Скоро сон сомкнул очи Лисовского и уста Владимира. Но страшными сновидениями перерывалась его тяжелая дремота. Тише и тише кипела кровь, воспаленная гневом… Волнение уходилось, и предрассветный ветерок обвеял свежестью его чувства. И вот чудится Владимиру шелест шагов; кто-то, наклонившись над ним, шепчет в ухо: «Владимир!..» — и он, трепеща, полусонный, хватается за пистолет и, поднявшись на руку, стремит изумленные взоры на пришельца; перед ним молодой казак стоит в сиянии месяца… нерешительно снимает он шапку свою, и длинные волосы распадаются по плечам, замирающий знакомый голос повторяет: «Владимир!» Это — Елена!
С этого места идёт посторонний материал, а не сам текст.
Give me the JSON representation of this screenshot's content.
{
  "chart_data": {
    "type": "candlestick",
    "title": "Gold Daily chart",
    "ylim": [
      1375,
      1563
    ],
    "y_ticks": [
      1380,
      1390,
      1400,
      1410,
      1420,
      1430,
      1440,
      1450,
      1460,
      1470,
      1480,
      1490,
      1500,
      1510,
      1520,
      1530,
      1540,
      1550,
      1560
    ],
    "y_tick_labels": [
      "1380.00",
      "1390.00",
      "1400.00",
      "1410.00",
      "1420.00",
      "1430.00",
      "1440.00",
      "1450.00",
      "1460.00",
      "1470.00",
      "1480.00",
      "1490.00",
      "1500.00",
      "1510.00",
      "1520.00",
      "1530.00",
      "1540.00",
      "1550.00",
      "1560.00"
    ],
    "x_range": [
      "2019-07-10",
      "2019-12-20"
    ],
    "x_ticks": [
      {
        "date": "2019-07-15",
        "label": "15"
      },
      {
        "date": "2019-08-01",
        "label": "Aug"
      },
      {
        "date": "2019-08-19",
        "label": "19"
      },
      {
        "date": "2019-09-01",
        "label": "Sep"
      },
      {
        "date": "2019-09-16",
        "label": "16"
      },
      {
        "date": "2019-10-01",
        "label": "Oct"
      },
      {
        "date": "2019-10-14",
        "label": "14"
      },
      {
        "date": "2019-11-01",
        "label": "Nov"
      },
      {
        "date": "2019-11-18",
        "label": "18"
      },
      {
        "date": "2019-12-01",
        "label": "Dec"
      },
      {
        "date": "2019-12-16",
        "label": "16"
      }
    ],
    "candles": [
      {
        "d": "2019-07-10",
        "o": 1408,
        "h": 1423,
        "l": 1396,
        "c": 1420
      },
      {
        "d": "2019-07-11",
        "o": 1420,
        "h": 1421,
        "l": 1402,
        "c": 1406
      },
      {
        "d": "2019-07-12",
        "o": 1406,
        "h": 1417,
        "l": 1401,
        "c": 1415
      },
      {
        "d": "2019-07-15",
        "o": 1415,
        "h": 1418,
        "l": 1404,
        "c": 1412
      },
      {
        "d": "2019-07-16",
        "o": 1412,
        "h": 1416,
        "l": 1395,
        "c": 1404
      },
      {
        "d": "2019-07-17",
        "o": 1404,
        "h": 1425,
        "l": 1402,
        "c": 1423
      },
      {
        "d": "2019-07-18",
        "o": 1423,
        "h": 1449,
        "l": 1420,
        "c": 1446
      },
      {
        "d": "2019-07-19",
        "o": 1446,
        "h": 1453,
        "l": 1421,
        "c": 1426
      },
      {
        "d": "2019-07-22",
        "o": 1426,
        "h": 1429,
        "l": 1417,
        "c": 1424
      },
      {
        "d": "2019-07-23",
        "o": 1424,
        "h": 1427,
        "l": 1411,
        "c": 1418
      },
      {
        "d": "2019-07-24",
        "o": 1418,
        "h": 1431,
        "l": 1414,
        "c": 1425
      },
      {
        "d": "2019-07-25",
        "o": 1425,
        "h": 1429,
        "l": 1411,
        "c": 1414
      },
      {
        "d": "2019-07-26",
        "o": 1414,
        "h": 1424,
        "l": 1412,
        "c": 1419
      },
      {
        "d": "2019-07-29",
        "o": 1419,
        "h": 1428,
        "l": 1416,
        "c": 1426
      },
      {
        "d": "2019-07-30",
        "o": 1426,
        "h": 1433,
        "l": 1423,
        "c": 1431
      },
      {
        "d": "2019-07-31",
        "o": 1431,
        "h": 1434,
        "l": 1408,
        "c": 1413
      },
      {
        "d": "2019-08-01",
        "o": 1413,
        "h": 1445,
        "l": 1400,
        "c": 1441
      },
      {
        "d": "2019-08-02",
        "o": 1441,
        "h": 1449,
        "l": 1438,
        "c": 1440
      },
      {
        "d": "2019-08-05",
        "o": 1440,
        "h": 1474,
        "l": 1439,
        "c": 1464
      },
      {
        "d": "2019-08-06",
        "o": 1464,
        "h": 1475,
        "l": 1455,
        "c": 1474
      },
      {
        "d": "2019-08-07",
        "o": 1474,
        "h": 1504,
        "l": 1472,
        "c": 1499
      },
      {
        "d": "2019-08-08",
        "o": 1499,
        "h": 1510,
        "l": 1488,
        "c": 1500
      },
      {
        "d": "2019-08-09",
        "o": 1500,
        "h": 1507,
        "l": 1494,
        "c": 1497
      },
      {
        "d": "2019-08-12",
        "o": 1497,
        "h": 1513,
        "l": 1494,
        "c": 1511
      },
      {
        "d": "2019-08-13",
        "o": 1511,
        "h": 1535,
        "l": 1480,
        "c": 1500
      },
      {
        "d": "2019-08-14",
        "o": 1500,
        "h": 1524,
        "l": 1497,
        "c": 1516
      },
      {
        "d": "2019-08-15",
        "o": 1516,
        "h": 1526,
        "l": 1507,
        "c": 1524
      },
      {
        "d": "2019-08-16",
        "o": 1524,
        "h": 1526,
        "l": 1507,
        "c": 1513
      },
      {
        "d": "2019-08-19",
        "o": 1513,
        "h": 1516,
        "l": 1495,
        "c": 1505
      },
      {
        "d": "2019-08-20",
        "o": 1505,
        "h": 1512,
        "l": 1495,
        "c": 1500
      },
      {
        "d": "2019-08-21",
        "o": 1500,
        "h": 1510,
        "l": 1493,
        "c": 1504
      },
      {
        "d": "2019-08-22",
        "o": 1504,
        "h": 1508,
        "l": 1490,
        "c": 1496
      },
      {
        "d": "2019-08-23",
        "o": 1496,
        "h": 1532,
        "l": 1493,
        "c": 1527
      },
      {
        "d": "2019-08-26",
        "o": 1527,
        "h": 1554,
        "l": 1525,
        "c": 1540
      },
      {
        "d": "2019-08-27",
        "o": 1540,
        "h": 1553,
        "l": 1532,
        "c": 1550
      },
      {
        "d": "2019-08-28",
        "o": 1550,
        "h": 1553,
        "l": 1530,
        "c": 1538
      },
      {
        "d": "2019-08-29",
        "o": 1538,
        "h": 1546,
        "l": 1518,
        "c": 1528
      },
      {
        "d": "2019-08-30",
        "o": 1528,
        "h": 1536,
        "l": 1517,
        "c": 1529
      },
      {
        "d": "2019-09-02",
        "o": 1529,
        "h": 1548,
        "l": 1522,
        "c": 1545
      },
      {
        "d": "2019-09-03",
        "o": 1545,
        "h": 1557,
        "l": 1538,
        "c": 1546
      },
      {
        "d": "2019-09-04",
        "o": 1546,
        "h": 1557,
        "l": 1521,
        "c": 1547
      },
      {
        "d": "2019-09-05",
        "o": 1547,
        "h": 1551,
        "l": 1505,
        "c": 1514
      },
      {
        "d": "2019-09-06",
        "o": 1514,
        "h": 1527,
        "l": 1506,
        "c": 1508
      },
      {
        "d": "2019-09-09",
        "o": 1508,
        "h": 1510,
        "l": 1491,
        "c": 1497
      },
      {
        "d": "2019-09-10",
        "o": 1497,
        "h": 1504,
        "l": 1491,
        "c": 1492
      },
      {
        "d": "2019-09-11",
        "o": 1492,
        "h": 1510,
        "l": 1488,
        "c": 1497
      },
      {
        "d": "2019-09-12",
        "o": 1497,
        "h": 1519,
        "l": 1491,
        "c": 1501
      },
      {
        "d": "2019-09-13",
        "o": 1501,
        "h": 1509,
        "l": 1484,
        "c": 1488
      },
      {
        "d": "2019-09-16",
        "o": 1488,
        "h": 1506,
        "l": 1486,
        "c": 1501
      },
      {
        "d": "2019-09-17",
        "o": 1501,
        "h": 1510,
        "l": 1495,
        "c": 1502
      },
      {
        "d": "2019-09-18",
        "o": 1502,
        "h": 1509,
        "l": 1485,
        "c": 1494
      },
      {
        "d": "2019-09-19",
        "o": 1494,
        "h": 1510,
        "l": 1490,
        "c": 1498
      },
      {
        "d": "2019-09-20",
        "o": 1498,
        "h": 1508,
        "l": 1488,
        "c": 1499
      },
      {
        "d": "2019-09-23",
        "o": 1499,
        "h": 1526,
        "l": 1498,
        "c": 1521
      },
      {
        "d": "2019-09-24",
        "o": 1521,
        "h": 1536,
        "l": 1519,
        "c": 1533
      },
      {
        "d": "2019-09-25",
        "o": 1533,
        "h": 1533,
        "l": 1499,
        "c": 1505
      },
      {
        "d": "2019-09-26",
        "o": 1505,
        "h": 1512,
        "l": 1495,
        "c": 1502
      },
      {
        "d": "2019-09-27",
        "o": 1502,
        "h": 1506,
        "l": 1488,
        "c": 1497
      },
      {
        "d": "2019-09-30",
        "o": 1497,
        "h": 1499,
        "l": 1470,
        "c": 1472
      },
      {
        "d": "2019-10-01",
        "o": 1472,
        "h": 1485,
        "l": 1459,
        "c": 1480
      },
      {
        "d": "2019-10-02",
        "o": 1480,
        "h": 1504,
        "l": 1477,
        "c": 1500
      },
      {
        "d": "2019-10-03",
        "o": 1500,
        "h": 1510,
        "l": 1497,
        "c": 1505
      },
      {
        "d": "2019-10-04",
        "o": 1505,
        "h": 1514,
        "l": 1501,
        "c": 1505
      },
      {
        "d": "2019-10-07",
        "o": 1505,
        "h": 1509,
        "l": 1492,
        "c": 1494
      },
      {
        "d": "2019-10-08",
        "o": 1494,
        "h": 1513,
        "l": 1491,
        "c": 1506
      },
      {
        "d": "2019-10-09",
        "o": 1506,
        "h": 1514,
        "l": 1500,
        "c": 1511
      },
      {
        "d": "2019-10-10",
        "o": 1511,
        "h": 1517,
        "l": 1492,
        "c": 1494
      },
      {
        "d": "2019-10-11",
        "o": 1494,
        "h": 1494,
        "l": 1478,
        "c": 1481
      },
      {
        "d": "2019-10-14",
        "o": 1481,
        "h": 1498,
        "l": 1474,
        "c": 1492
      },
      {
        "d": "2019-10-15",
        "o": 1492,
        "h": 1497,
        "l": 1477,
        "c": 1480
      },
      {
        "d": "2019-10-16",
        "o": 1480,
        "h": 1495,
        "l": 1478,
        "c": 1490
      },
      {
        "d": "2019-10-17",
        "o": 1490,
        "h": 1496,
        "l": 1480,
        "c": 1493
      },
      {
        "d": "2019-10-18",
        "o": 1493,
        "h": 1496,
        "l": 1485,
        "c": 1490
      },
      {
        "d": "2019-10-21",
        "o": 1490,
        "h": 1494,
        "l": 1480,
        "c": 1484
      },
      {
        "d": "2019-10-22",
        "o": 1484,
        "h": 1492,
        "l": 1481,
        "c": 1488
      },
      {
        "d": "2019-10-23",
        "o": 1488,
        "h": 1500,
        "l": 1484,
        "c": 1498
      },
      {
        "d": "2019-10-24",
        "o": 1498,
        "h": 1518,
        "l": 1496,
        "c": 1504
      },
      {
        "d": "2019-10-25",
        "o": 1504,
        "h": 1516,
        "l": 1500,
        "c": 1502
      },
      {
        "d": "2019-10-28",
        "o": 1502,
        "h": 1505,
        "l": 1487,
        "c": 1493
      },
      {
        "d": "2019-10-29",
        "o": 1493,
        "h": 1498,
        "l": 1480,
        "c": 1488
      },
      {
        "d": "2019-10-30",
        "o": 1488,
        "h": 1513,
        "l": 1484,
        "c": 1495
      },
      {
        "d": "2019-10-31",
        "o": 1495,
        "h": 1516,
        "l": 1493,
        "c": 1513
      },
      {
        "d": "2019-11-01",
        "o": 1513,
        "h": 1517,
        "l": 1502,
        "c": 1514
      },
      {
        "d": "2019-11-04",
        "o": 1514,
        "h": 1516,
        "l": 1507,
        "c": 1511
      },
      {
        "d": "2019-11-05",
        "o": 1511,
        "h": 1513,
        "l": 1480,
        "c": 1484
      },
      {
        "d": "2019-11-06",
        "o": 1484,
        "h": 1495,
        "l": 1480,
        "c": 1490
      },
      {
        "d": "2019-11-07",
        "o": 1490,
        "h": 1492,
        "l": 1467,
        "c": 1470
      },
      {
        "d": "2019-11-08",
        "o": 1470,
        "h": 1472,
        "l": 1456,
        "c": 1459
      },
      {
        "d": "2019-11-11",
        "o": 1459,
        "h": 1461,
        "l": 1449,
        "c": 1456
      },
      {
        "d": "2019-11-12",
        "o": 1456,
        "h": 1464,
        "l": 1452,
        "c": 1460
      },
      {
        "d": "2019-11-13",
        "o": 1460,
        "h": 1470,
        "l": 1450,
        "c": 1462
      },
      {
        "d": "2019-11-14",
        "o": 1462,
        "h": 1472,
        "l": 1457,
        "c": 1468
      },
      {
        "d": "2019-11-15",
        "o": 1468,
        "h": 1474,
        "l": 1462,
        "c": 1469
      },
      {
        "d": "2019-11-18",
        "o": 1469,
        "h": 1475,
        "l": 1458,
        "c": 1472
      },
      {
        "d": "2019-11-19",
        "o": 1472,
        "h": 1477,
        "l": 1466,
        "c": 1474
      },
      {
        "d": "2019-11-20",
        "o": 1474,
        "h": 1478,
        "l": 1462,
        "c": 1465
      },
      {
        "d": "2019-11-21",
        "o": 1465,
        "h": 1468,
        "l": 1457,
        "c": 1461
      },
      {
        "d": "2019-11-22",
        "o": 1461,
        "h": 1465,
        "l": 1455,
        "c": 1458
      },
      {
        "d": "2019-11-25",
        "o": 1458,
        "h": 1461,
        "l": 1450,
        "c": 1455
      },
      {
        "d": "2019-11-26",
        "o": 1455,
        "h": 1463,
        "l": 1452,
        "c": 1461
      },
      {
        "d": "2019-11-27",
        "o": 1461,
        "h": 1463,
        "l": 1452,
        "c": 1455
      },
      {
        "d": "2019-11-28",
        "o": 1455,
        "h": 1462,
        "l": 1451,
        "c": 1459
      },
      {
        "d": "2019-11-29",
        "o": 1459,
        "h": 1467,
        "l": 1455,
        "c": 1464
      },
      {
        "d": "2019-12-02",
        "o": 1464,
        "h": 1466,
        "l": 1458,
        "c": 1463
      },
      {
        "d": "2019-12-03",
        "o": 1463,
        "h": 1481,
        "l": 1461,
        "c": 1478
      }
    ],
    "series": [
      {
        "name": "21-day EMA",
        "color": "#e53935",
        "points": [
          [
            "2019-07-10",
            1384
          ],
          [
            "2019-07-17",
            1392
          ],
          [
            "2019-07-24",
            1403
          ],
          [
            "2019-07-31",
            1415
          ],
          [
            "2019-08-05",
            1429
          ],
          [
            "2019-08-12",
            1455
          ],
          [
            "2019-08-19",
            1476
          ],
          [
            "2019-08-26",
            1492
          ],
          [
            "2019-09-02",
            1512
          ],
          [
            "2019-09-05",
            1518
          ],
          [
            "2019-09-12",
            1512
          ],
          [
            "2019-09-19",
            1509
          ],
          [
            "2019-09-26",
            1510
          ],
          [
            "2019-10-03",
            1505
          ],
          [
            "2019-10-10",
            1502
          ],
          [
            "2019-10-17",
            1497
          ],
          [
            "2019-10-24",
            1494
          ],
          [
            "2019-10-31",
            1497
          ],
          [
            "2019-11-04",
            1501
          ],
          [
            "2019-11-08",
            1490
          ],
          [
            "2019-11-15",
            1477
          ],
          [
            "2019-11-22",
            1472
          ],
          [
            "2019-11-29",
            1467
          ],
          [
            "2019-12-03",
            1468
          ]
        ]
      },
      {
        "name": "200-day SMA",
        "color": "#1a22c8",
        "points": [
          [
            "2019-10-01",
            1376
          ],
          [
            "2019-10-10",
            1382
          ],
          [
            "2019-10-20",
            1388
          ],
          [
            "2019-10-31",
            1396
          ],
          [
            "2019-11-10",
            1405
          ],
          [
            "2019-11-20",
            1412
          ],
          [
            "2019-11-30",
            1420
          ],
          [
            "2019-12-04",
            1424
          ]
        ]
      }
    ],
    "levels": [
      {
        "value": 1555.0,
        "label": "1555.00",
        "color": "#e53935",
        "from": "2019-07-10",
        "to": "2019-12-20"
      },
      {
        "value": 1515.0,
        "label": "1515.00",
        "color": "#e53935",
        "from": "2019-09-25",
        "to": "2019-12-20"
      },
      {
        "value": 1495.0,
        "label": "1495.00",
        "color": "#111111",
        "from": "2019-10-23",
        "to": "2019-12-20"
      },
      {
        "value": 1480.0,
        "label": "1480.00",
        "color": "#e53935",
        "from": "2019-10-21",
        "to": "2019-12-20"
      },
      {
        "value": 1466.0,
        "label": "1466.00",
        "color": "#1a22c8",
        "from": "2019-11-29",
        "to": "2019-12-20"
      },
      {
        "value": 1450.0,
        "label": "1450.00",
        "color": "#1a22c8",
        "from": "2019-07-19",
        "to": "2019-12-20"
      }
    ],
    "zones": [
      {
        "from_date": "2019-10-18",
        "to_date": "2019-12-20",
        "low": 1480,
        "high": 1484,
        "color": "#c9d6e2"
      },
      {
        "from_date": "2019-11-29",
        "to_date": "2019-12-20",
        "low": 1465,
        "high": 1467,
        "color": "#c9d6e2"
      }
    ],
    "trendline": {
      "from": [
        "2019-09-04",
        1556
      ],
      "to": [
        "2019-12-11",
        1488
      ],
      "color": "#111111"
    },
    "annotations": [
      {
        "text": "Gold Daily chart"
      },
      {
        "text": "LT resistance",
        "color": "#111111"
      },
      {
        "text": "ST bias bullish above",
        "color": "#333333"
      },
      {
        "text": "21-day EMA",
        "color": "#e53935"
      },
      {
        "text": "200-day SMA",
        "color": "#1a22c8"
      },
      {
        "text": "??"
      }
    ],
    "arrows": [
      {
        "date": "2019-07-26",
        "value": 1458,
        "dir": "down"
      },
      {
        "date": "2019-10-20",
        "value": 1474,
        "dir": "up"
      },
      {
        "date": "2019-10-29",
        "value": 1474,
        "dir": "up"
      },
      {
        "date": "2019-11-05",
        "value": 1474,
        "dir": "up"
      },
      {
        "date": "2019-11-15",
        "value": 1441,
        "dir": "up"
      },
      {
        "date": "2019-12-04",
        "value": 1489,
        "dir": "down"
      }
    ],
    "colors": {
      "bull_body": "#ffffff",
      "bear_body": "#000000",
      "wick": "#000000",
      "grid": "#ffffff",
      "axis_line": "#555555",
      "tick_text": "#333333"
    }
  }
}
— Не дивись, Владимир, — говорила она, — что, откинув девичью робость и стыдливость, я пришла к тебе сквозь все опасности. Долго любя тебя как брата и теперь любя брата твоего более себя, я была поражена твоей нежданною переменой; меня измучила мысль, что я тому виною; я решилась за то дерзнуть на все, пожертвовать собою для спасения родины, для спасения твоей славы, твоей души. Так, Владимир!.. Я буду твоею, я постараюсь сделать тебя счастливым, я научусь любить тебя, — но будь же достоин моей любви и уважения всех — покинь это гнездо отступников; твой пример повлечет за собою тысячи русских изменников, твоя храбрость спасет Переславль, твое раскаяние загладит мгновенную измену. Сам бог прощает кающемуся грешнику, и благословение на земле и спасение в небе — ждут тебя. Брат отдает тебе все, что ты хочешь; я — все, что могу… Как награды, как милости прошу: возвратись! Сжалься над моими слезами… умились моими молениями!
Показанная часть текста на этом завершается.